Home Sponsored Can Small Cap Funds Still Meet Your Medium-Term Goals?

Can Small Cap Funds Still Meet Your Medium-Term Goals?

For investors, the usual investment debate goes around growth potential vs. risk tolerance. One option for such investors is small cap funds. They are aggressive, volatile, but rewarding if you are investing in it for a few years, such as your medium-term goals. But the big question remains: are they a good option? Let’s break it down.

What Are Small Cap Funds?

Small cap funds put your funds into the smaller, up-and-coming names on the stock exchange, those that come after the top 250 in market rankings. These companies are often newer and focused more on rapid expansion.

Because of their size, small cap companies are more vulnerable to market movements and economic changes. But during recovery or growth cycles, they usually tend to outperform.

Why Do Small Caps Continue to Draw Investor Attention?

Over a 10-year horizon, small cap funds have often outpaced large and mid cap categories in returns. But what about a 5-year period? Let’s consider the SBI Small Cap Fund, one of the top performers in the category. As of April 2025, the fund has delivered:

  • 30.47% CAGR over 5 years.
  • Assets under management (AUM) of over ₹ 31790.25 Cr.
  • A diversified portfolio across manufacturing, chemicals, and financial services.

This is just one example. Past performances of many of these funds have been lucrative, but can the trend continue?

Well, India’s economic trajectory still supports the case for small caps. The push for manufacturing, digital transformation of SMEs, and government schemes like PLI (Production Linked Incentives) are all tailwinds.

That said, volatility has increased. Global headwinds, inflationary pressures, and interest rate uncertainty mean small cap funds could swing both ways; that too very fast.

So, the real question now is: how do you align small cap funds with your medium-term financial goals?

How to Align Small Cap Funds for Mid-term Goals?

Here are a few scenarios where small cap funds might still fit into a 5-year plan:

1. You are Starting Early

If you are young and just beginning your investment journey, small caps offer growth potential you may not find elsewhere. You can afford short-term bumps while focusing on long-term gains.

2. You are Investing Through SIPs

A Systematic Investment Plan (SIP) spreads your investment over time, helping you average out volatility. If you are looking for the best SIP for 5 years, small cap funds can be a part of your portfolio. In fact, SIPs work particularly well during market downturns, letting you buy more units at lower NAVs.

3. You are Okay with Tactical Allocation

Not all your money needs to go into small caps. Even a 15-20% allocation can lift your portfolio’s returns. Combine it with either large cap and debt funds for a balanced mix.

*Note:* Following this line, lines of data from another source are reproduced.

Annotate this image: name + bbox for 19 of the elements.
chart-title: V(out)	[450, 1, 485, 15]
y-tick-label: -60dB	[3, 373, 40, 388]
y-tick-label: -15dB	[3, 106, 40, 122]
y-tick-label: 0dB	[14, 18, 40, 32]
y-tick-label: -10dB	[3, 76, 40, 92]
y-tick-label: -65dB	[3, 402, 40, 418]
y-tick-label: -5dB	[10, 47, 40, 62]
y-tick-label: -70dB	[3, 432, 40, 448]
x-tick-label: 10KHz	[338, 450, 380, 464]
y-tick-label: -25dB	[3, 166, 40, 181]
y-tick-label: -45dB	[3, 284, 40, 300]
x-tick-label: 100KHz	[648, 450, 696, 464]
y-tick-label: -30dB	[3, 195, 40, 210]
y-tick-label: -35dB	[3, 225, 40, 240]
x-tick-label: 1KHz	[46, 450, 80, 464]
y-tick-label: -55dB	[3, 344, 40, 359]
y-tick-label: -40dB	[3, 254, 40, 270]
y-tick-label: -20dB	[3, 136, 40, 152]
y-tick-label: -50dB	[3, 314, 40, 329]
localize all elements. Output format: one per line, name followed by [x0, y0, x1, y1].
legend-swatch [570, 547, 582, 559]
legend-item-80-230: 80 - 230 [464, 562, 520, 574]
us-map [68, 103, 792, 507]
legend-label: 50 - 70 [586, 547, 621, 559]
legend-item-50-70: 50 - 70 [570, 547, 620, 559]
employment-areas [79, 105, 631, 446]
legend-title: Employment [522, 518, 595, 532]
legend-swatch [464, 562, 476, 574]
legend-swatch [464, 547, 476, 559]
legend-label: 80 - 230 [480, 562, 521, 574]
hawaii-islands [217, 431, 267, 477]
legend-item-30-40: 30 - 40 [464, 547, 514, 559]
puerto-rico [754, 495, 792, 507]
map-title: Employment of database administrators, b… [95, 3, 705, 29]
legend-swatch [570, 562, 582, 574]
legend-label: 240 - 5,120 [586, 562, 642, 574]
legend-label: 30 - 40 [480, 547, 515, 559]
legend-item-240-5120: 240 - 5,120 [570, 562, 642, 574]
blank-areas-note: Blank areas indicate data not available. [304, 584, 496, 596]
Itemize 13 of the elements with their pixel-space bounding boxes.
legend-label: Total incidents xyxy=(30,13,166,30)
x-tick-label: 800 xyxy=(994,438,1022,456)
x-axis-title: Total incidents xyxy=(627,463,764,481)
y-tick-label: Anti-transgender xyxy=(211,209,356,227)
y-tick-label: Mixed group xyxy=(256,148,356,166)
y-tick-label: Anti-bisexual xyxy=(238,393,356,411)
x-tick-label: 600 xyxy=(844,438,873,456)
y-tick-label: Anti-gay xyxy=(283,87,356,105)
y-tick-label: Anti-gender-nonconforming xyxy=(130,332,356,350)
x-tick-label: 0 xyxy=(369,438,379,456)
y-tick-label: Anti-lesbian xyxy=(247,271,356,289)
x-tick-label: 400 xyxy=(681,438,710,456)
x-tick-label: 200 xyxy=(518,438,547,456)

However, unlike large-cap funds, small caps are more affected by economic and sector-specific news. Timing your entry and exit may influence your returns, especially over shorter time frames like 3–5 years. Anyways, pair them with more stable options like large cap funds or short-term debt instruments to lower your risk.

Final Thoughts

Small cap funds aren’t for conservative investors. However, they’ve shown their strength over the years. The key lies in how you use them: wisely, patiently, and with a plan.

If you are disciplined with SIPs and comfortable with temporary market swings, small caps may still meet your medium term targets and even exceed expectations. That said, always consider your long-term goals and risk appetite to ensure your asset allocation aligns with your goals.

Disclaimer: This is a paid post and should not be treated as news/advice. LiveBitcoinNews is not responsible for any loss or damage resulting from the content, products, or services referenced in this press release.